Le Fujian Daily Press Group et les autres médias mentionnés dans cet article n'ont pas répondu aux demandes de commentaires.

Les recherches de l'IORG ont porté sur plus de 1 300 organes de presse officiels chinois, plus de 500 000 comptes sur YouTube, Weibo et Douyin - la version chinoise de TikTok - et plus de 1,2 million de pages Facebook en langue chinoise.

Les sociétés mères de YouTube, Weibo et Douyin n'ont pas répondu aux demandes de commentaires. Sur les 439 articles publiés entre avril 2021 et le 13 janvier qui présentaient les exercices militaires de Taïwan comme des répétitions d'évasion pour Tsai, 110 provenaient d'organes basés à Pékin, notamment les éditions étrangères du People's Daily et du Global Times.

169 autres provenaient de Hong Kong, qui est depuis longtemps une plaque tournante pour les médias en langue chinoise, et 130 ont été publiés à partir de Fuzhou, la capitale du Fujian.

Parmi ces derniers, le site web Taihainet, géré par le Fujian Daily, et les comptes de médias sociaux associés ont publié près de 90 articles.

L'histoire selon laquelle les dirigeants taïwanais s'enfuiraient par avion a été lancée dans un article du Fujian Daily daté du 10 juin 2021, selon l'IORG. Le journal a qualifié un avion de transport C-17 de l'armée américaine, qui s'était rendu à Taïwan ce mois-là, d'"avion en fuite" pour les dirigeants taïwanais.

Dans les trois mois qui ont suivi la publication de cet article, des récits similaires sont apparus dans 22 articles ou vidéos publiés par d'autres médias d'État chinois, ainsi que sur des comptes de médias sociaux en Chine et à Taïwan et dans des commentaires de médias et d'hommes politiques taïwanais.

Jaw Shaw-kong, personnalité du monde des médias et candidat du KMT à la vice-présidence cette année, a écrit sur Facebook en août 2021 - peu après la chute de Kaboul aux mains des talibans - qu'il se demandait si Tsai allait démissionner et s'enfuir dans un avion "si l'ennemi était aux portes, comme ce qui s'est passé en Afghanistan".

Des politiciens de l'opposition taïwanaise candidats aux élections législatives de 2024, tels que Fu Kun-Chi, membre influent du KMT, ont également suggéré que le DPP s'enfuirait.

"Ceux qui ne peuvent pas s'enfuir seraient comme vous, les gens ordinaires rassemblés ici", a déclaré Fu à une foule de plusieurs centaines de personnes lors d'un rassemblement le 10 décembre.

Jaw et le bureau de Fu n'ont pas répondu aux demandes de commentaires.

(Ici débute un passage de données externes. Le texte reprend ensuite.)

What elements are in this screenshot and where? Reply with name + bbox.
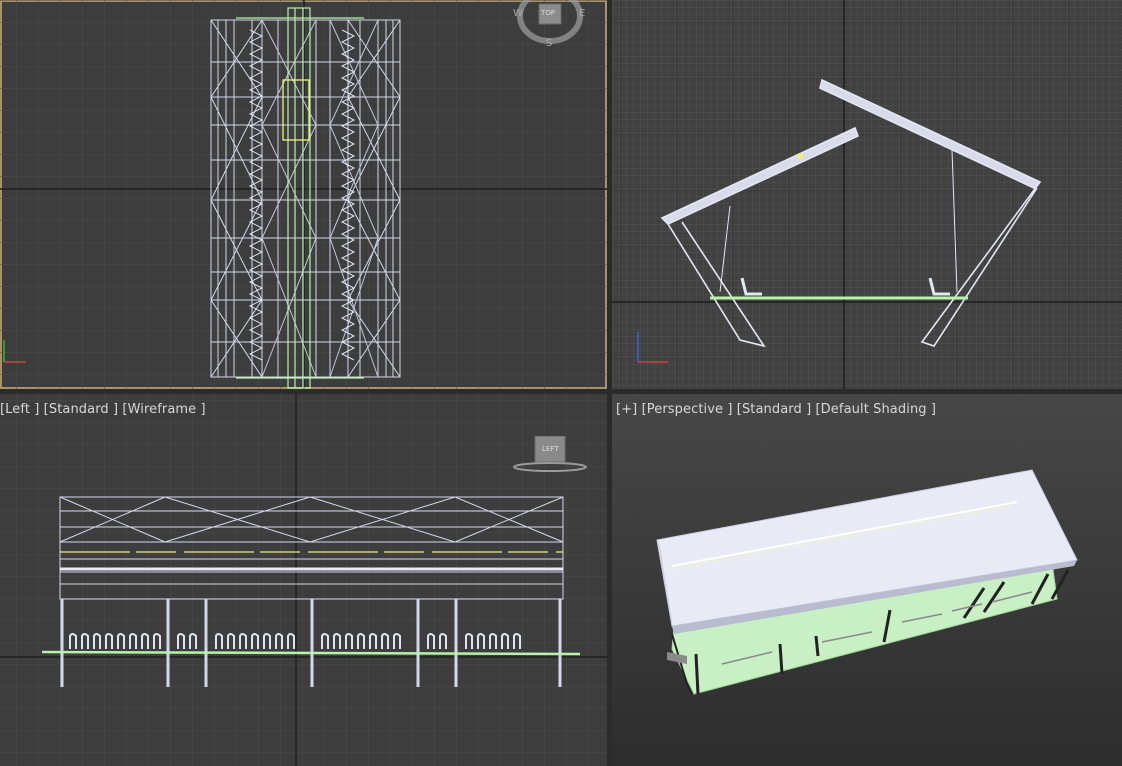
viewport-divider-vertical[interactable] bbox=[607, 0, 612, 766]
top-view-canvas[interactable] bbox=[0, 0, 607, 389]
compass-west: W bbox=[513, 8, 523, 19]
compass-east: E bbox=[579, 8, 586, 19]
viewport-left-label[interactable]: [Left ] [Standard ] [Wireframe ] bbox=[0, 402, 206, 417]
viewcube-face-label: TOP bbox=[541, 9, 556, 17]
viewcube-face-label: LEFT bbox=[542, 445, 559, 453]
viewport-left[interactable]: LEFT [Left ] [Standard ] [Wireframe ] bbox=[0, 394, 607, 766]
canopy-model-perspective bbox=[656, 469, 1078, 695]
viewport-front[interactable] bbox=[612, 0, 1122, 390]
perspective-view-canvas[interactable] bbox=[612, 394, 1122, 766]
viewport-perspective[interactable]: [+] [Perspective ] [Standard ] [Default … bbox=[612, 394, 1122, 766]
viewcube-left[interactable]: LEFT bbox=[512, 436, 588, 472]
selected-point-front bbox=[797, 153, 803, 159]
viewcube-top[interactable]: TOP W E S bbox=[513, 0, 586, 50]
viewport-divider-horizontal[interactable] bbox=[0, 389, 1122, 394]
viewport-perspective-label[interactable]: [+] [Perspective ] [Standard ] [Default … bbox=[616, 402, 936, 417]
compass-south: S bbox=[546, 38, 553, 49]
viewport-top[interactable]: TOP W E S bbox=[0, 0, 607, 389]
front-view-canvas[interactable] bbox=[612, 0, 1122, 390]
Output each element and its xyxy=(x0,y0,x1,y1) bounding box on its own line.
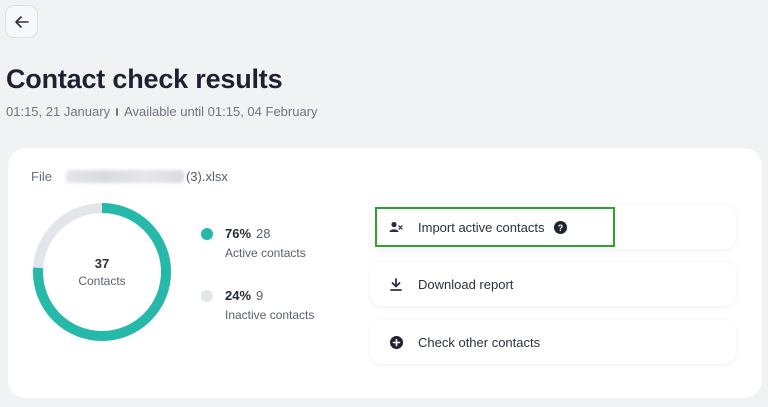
active-count: 28 xyxy=(256,226,271,241)
file-label: File xyxy=(31,169,52,184)
inactive-label: Inactive contacts xyxy=(225,308,315,322)
created-time: 01:15, 21 January xyxy=(6,104,111,119)
import-active-contacts-label: Import active contacts xyxy=(418,219,545,235)
download-report-label: Download report xyxy=(418,276,514,292)
page-meta: 01:15, 21 January Available until 01:15,… xyxy=(6,104,318,119)
file-row: File (3).xlsx xyxy=(31,169,228,184)
contacts-total: 37 xyxy=(94,256,110,271)
page-title: Contact check results xyxy=(6,64,283,94)
arrow-left-icon xyxy=(14,15,29,28)
results-card: File (3).xlsx 37 Contacts 76% 28 Active c… xyxy=(8,148,762,398)
back-button[interactable] xyxy=(5,5,38,38)
available-until: Available until 01:15, 04 February xyxy=(124,104,318,119)
check-other-contacts-button[interactable]: Check other contacts xyxy=(370,320,736,364)
active-percent: 76% xyxy=(225,226,252,241)
check-other-contacts-label: Check other contacts xyxy=(418,334,541,350)
contacts-total-label: Contacts xyxy=(78,274,126,288)
active-label: Active contacts xyxy=(225,246,306,260)
user-import-icon xyxy=(388,219,404,235)
help-icon[interactable]: ? xyxy=(554,220,568,234)
download-report-button[interactable]: Download report xyxy=(370,262,736,306)
svg-text:?: ? xyxy=(558,223,564,233)
plus-circle-icon xyxy=(388,334,404,350)
inactive-percent: 24% xyxy=(225,288,252,303)
download-icon xyxy=(388,276,404,292)
legend-dot-active xyxy=(201,228,213,240)
donut-center: 37 Contacts xyxy=(30,200,174,344)
file-name-redacted xyxy=(65,170,184,183)
import-active-contacts-button[interactable]: Import active contacts ? xyxy=(370,205,736,249)
file-name-suffix: (3).xlsx xyxy=(185,169,228,184)
inactive-count: 9 xyxy=(256,288,264,303)
separator xyxy=(116,107,119,116)
legend-dot-inactive xyxy=(201,290,213,302)
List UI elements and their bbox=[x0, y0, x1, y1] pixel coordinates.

Les médias taïwanais sont animés et partisans, certains médias et personnalités prônant l'indépendance formelle, d'autres favorisant le resserrement des liens économiques et politiques avec Pékin. La liberté d'expression, y compris sur les questions relatives aux futures relations de l'île avec la Chine, est protégée par la loi.

RÉCITS LOCAUX

D'autres récits sont nés dans des organes d'information ou des médias sociaux basés à Taïwan avant d'être modifiés et amplifiés par d'autres, selon la chronologie établie par l'IORG.

Le 8 septembre 2022, Storm Media, basé à Taïwan, a publié un article, citant des sources non identifiées, affirmant que Mme Tsai avait délivré un "laissez-passer confidentiel" donnant à ses confidents un accès privilégié aux abris militaires en cas de guerre.

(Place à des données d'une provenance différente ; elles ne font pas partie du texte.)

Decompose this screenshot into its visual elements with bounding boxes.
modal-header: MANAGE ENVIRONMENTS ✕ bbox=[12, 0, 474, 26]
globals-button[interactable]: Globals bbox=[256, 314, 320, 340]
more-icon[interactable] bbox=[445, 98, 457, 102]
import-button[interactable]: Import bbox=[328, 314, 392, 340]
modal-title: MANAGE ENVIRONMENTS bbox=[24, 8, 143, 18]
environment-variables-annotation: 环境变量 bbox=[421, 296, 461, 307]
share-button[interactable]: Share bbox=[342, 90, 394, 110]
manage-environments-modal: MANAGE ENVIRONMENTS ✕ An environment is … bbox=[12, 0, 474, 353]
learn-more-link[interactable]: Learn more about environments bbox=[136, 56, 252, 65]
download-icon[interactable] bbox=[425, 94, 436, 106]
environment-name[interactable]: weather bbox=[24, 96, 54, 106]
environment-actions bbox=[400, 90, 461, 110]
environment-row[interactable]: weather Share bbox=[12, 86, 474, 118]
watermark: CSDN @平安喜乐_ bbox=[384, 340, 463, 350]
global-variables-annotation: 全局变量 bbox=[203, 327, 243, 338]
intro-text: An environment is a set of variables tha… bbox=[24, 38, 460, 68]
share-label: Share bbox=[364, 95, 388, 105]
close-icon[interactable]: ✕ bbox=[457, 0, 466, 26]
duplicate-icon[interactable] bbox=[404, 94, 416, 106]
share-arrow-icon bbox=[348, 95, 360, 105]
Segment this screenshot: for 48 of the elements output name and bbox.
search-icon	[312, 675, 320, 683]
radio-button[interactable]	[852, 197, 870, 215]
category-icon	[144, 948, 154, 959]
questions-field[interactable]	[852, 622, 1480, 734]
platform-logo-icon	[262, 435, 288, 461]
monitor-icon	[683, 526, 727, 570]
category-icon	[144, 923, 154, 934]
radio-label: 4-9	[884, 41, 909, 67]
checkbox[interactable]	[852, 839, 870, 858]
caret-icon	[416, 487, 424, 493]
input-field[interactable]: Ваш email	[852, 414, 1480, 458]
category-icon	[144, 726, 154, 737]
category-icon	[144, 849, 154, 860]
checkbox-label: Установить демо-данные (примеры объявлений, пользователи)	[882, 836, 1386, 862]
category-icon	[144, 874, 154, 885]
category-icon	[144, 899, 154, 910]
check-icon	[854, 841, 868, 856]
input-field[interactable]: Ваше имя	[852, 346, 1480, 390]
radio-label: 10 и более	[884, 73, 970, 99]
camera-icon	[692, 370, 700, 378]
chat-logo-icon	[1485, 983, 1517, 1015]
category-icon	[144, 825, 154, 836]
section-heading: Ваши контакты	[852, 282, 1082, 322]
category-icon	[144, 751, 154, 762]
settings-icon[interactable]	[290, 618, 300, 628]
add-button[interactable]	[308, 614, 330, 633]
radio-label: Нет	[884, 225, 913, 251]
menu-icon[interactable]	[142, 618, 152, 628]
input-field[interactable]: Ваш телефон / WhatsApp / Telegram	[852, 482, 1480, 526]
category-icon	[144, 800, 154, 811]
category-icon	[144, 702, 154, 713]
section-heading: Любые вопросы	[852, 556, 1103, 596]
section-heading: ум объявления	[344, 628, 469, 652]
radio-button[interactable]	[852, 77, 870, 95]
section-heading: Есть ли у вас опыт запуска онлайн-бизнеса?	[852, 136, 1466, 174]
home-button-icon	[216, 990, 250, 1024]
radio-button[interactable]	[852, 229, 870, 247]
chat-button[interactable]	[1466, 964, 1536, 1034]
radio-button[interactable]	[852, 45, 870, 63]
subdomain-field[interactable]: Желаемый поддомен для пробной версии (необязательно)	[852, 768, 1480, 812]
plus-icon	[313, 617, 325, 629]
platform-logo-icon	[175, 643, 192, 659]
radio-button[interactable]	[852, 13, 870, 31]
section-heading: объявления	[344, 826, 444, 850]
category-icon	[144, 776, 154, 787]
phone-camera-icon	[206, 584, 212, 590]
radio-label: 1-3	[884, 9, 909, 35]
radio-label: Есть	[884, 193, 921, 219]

Le bureau de Mme Tsai a démenti l'article.

Le 14 septembre, l'article a été modifié en un récit sur une "carte d'embarquement en fuite" par une publication en ligne gérée par China VTV, basée à Hong Kong, que le bureau d'enquête de Taïwan a publiquement accusée d'avoir des liens financiers avec les autorités chinoises.

VTV n'a pas répondu à une demande de commentaire.

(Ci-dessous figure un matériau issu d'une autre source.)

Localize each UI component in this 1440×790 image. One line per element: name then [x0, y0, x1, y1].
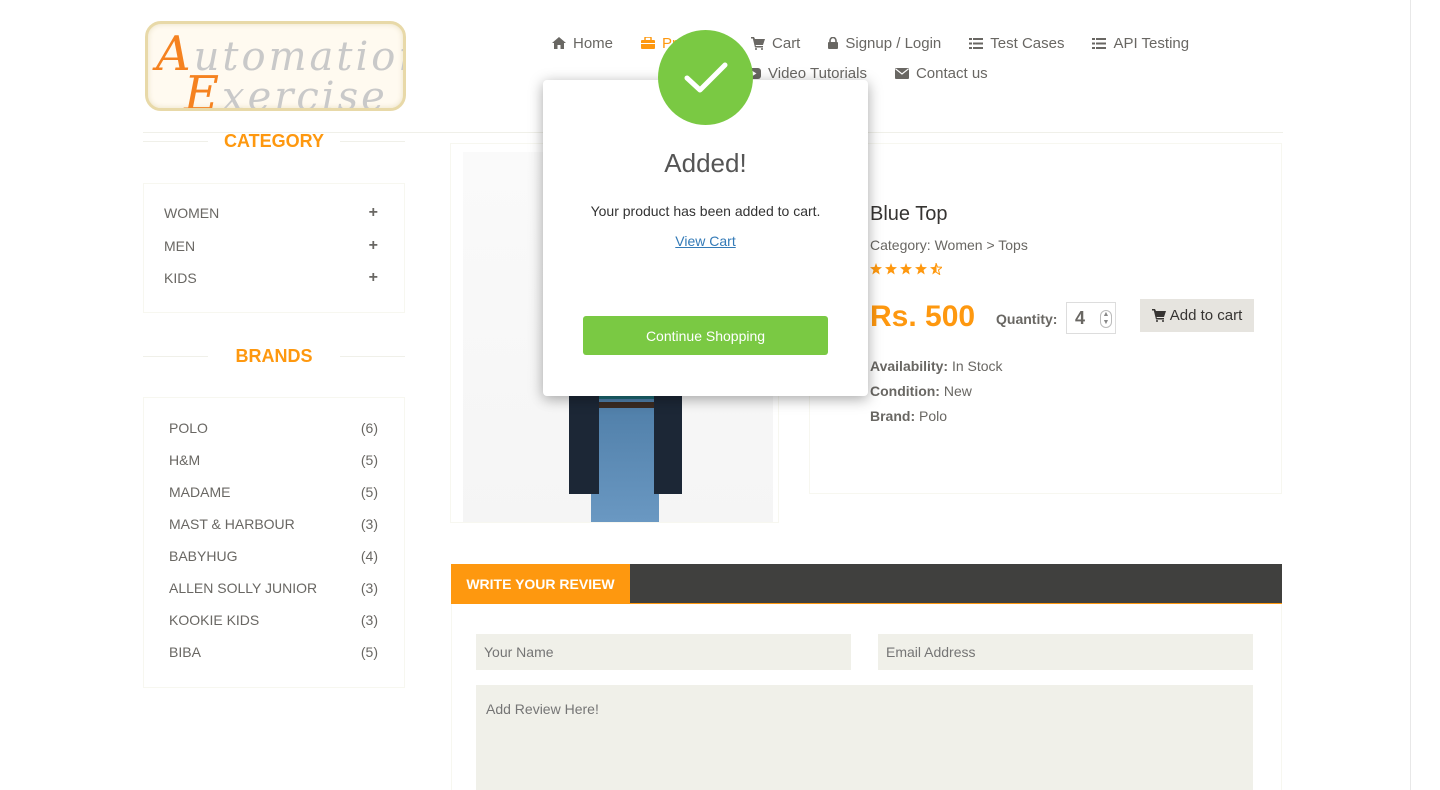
nav-cart[interactable]: Cart: [751, 35, 800, 52]
review-email-input[interactable]: [878, 634, 1253, 670]
brand-item[interactable]: MAST & HARBOUR (3): [144, 508, 404, 540]
brand-count: (3): [360, 580, 378, 596]
category-label: MEN: [164, 237, 196, 254]
products-icon: [641, 37, 656, 49]
review-name-input[interactable]: [476, 634, 851, 670]
nav-contact-us[interactable]: Contact us: [894, 64, 988, 82]
brand-item[interactable]: BIBA (5): [144, 636, 404, 668]
expand-icon[interactable]: +: [369, 204, 378, 222]
cart-icon: [751, 36, 766, 50]
brand-label: BIBA: [169, 644, 201, 660]
product-category: Category: Women > Tops: [870, 237, 1028, 253]
image-jeans: [591, 399, 659, 522]
brand-count: (3): [360, 516, 378, 532]
quantity-input[interactable]: 4 ▲ ▼: [1066, 302, 1116, 334]
brand-count: (5): [360, 644, 378, 660]
brand-item[interactable]: BABYHUG (4): [144, 540, 404, 572]
site-logo[interactable]: Automation Exercise: [145, 21, 406, 111]
condition-value: New: [943, 383, 972, 399]
brand-count: (5): [360, 484, 378, 500]
review-tabs: WRITE YOUR REVIEW: [451, 564, 1282, 604]
nav-video-tutorials[interactable]: Video Tutorials: [747, 65, 867, 82]
brand-count: (3): [360, 612, 378, 628]
availability-label: Availability:: [870, 358, 949, 374]
brands-title: BRANDS: [143, 346, 405, 367]
quantity-stepper[interactable]: ▲ ▼: [1100, 310, 1112, 328]
brands-panel: POLO (6) H&M (5) MADAME (5) MAST & HARBOUR (…: [143, 397, 405, 688]
lock-icon: [828, 37, 839, 49]
brand-item[interactable]: MADAME (5): [144, 476, 404, 508]
main-nav: Home Pr Cart Signup / Login Test Cases A…: [540, 28, 1190, 88]
image-cardigan-right: [654, 394, 682, 494]
brand: Brand: Polo: [870, 408, 947, 424]
expand-icon[interactable]: +: [369, 269, 378, 287]
checkmark-icon: [684, 62, 727, 92]
review-text-input[interactable]: [476, 685, 1253, 790]
brand-value: Polo: [919, 408, 948, 424]
brand-item[interactable]: H&M (5): [144, 444, 404, 476]
nav-signup-login[interactable]: Signup / Login: [828, 35, 941, 52]
view-cart-link[interactable]: View Cart: [675, 233, 735, 249]
list-icon: [1092, 37, 1107, 49]
continue-shopping-button[interactable]: Continue Shopping: [583, 316, 828, 355]
nav-api-testing[interactable]: API Testing: [1092, 35, 1189, 52]
rating-stars: [870, 262, 944, 278]
expand-icon[interactable]: +: [369, 237, 378, 255]
image-belt: [593, 402, 657, 408]
brand-count: (6): [360, 420, 378, 436]
product-name: Blue Top: [870, 203, 948, 225]
star-icon: [870, 262, 944, 276]
nav-home[interactable]: Home: [552, 35, 613, 52]
logo-line-2: Exercise: [184, 66, 388, 111]
home-icon: [552, 37, 566, 49]
modal-message: Your product has been added to cart.: [590, 203, 821, 219]
scrollbar-track: [1410, 0, 1411, 790]
nav-test-cases-label: Test Cases: [990, 34, 1065, 52]
nav-test-cases[interactable]: Test Cases: [969, 35, 1064, 52]
category-women[interactable]: WOMEN +: [144, 197, 404, 230]
category-panel: WOMEN + MEN + KIDS +: [143, 183, 405, 313]
quantity-value: 4: [1075, 308, 1086, 328]
nav-home-label: Home: [573, 34, 614, 52]
condition: Condition: New: [870, 383, 972, 399]
category-men[interactable]: MEN +: [144, 230, 404, 263]
category-title: CATEGORY: [143, 131, 405, 152]
availability-value: In Stock: [951, 358, 1003, 374]
brand-label: POLO: [169, 420, 208, 436]
cart-icon: [1151, 309, 1166, 322]
add-to-cart-label: Add to cart: [1169, 307, 1243, 324]
brand-label: H&M: [169, 452, 201, 468]
availability: Availability: In Stock: [870, 358, 1003, 374]
brand-label: ALLEN SOLLY JUNIOR: [169, 580, 318, 596]
brand-label: MADAME: [169, 484, 231, 500]
modal-link-row: View Cart: [543, 233, 868, 249]
image-cardigan-left: [569, 394, 599, 494]
add-to-cart-button[interactable]: Add to cart: [1140, 299, 1254, 332]
brand-label: KOOKIE KIDS: [169, 612, 260, 628]
brand-label: BABYHUG: [169, 548, 238, 564]
success-badge: [658, 30, 753, 125]
category-label: WOMEN: [164, 205, 220, 222]
envelope-icon: [894, 67, 909, 79]
nav-video-tutorials-label: Video Tutorials: [768, 64, 867, 82]
modal-title: Added!: [664, 148, 747, 178]
category-kids[interactable]: KIDS +: [144, 262, 404, 295]
nav-signup-login-label: Signup / Login: [845, 34, 942, 52]
brand-item[interactable]: ALLEN SOLLY JUNIOR (3): [144, 572, 404, 604]
condition-label: Condition:: [870, 383, 940, 399]
tab-write-review[interactable]: WRITE YOUR REVIEW: [451, 564, 630, 603]
product-price: Rs. 500: [870, 300, 976, 333]
brand-item[interactable]: KOOKIE KIDS (3): [144, 604, 404, 636]
quantity-label: Quantity:: [996, 311, 1058, 327]
nav-cart-label: Cart: [772, 34, 801, 52]
nav-contact-us-label: Contact us: [915, 64, 988, 82]
brand-item[interactable]: POLO (6): [144, 412, 404, 444]
brand-count: (4): [360, 548, 378, 564]
nav-api-testing-label: API Testing: [1113, 34, 1190, 52]
category-label: KIDS: [164, 270, 197, 287]
list-icon: [969, 37, 984, 49]
brand-label: MAST & HARBOUR: [169, 516, 295, 532]
brand-label: Brand:: [870, 408, 916, 424]
brand-count: (5): [360, 452, 378, 468]
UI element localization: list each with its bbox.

L'IORG a constaté qu'au moins deux douzaines de publications ou de comptes de médias sociaux basés à Taïwan ou en Chine ont amplifié une version de l'histoire du "laissez-passer en fuite" après la publication de l'article de Storm Media. "Les affirmations les plus exagérées rendent les affirmations exagérées moins exagérées et encore plus crédibles", a déclaré Yu Chihhao, codirecteur de l'IORG.

Selon Fu King-wa, professeur de journalisme à l'université de Hong Kong, les efforts d'influence extérieure de la Chine permettent à Pékin d'atteindre un large public.

Mais leurs résultats ne sont pas toujours clairs, a-t-il ajouté, précisant qu'il n'y avait pas de "preuves disponibles quant à leur efficacité à changer ou à avoir un impact sur les conditions politiques locales des autres pays, ou sur leurs résultats".